Mariposa Gazette
- Type: Weekly newspaper
- Owner: Nicole W. Little
- Founder(s): William T. Whitacre Alfred S. Gould
- Editor: Greg Little
- Founded: 1854
- Language: English
- Headquarters: 4989 CA-140 Mariposa, CA 95338
- Website: mariposagazette.com

= Mariposa Gazette =

Weekly newspaper published in Mariposa, California

The Mariposa Gazette is a weekly newspaper published in Mariposa, California.

== History ==
On January 20, 1854, William T. Whitacre and Alfred S. Gould published the first edition of the Mariposa Chronicle. Whitacre previously worked at the Louisiana Live Oak and Gould was the former assistant editor of the Cincinnati Gazette.
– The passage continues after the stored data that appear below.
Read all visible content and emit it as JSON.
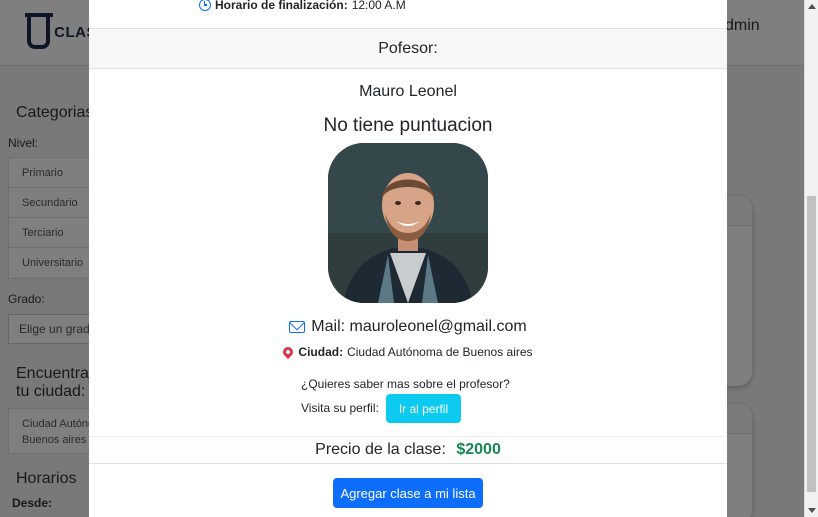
{
  "background": {
    "logo_text": "CLAS",
    "admin_label": "dmin",
    "categories_heading": "Categorias",
    "level_label": "Nivel:",
    "levels": [
      "Primario",
      "Secundario",
      "Terciario",
      "Universitario"
    ],
    "grade_label": "Grado:",
    "grade_placeholder": "Elige un grado",
    "city_heading_line1": "Encuentra",
    "city_heading_line2": "tu ciudad:",
    "city_value_line1": "Ciudad Autónoma",
    "city_value_line2": "Buenos aires",
    "schedule_heading": "Horarios",
    "from_label": "Desde:"
  },
  "modal": {
    "end_time_label": "Horario de finalización:",
    "end_time_value": "12:00 A.M",
    "teacher_section": "Pofesor:",
    "teacher_name": "Mauro Leonel",
    "rating_text": "No tiene puntuacion",
    "mail_text": "Mail: mauroleonel@gmail.com",
    "city_label": "Ciudad:",
    "city_value": "Ciudad Autónoma de Buenos aires",
    "question_text": "¿Quieres saber mas sobre el profesor?",
    "visit_text": "Visita su perfil:",
    "profile_button": "Ir al perfil",
    "price_label": "Precio de la clase:",
    "price_value": "$2000",
    "add_button": "Agregar clase a mi lista"
  },
  "colors": {
    "primary": "#0d6efd",
    "info": "#0dcaf0",
    "success": "#198754",
    "danger": "#dc3545"
  },
  "icons": [
    "clock-icon",
    "mail-icon",
    "map-pin-icon"
  ]
}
Later that year the paper was sold to John C. Hopper and C.W. Blaisdell. In 1855, Lemuel A. Holmes bought the Chronicle and renamed it to the Mariposa Gazette. In 1860, Holmes and James H. Lawrence, formerly with the Mariposa Star, bought the Visalia Delta. In February 1862, Lawrence ended their partnership. That September, Holmes died at age 35.

In 1871, Lawrence purchased the Gazette from the Harris brothers and merged it into his paper called The Free Press. In 1875, Lawrence retired and left Angevine Reynolds as sole owner. In 1876, a fire destroyed the paper's office and its collection of archived editions was lost. In 1881, Samuel J. Lewis and Thomas Hodgson launched a rival paper called the Mariposa Herald. In 1886, Reynolds bought the Herald and merged it with his paper, which was then briefly called the Gazette-Herald.
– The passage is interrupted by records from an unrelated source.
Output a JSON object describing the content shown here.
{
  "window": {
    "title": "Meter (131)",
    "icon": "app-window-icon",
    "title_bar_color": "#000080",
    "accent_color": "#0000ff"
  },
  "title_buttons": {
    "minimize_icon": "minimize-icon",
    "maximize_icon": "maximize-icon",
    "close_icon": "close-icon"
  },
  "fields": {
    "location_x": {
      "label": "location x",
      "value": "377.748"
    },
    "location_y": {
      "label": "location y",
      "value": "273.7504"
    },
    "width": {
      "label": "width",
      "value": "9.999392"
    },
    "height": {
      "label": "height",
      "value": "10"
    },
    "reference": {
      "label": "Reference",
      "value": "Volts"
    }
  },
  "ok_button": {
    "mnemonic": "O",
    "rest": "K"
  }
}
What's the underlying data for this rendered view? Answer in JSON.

In 1888, Reynolds died, and the paper was then published by his daughter France A. Reynolds. In 1895, she married Frank Kasson. A few months later the couple sold the Gazette to lawyer J.A. Adair, who named Fred Kaunt Jr. as editor. In 1901, L.W. Sharp, owner of The Mariposan, bought the Gazette from Adair and merged the two together. For a time, the paper was then called the Gazette-Mariposan. Sharp sold the paper to John L. Weiler in 1905, and he sold it to John L. Dexter in 1919. Weiler founded a rival paper called the Mariposa News in 1921, and published it until his death in 1927. About eight months later, his widow Merle B. Weiler sold the News to Dexter, who merged it into the Gazette.

In 1936, Dexter's son-in-law Dale K. Campbell was named manager. In 1941, Dexter and Campbell purchased and absorbed a rival paper called the Mariposa Miner from Eldridge T. Arndke. The Miner was founded eight years prior. In 1945, Dexter died at age 65. In 1961, Campbell died at age 51. His son Dalmar Campbell then operated the paper for decades until 1997, when he sold it to Dan Tucker. In 2018, Tucker sold the paper to Nicole W. Little and her husband Greg Little. The couple previously worked at the Standard Journal in Idaho.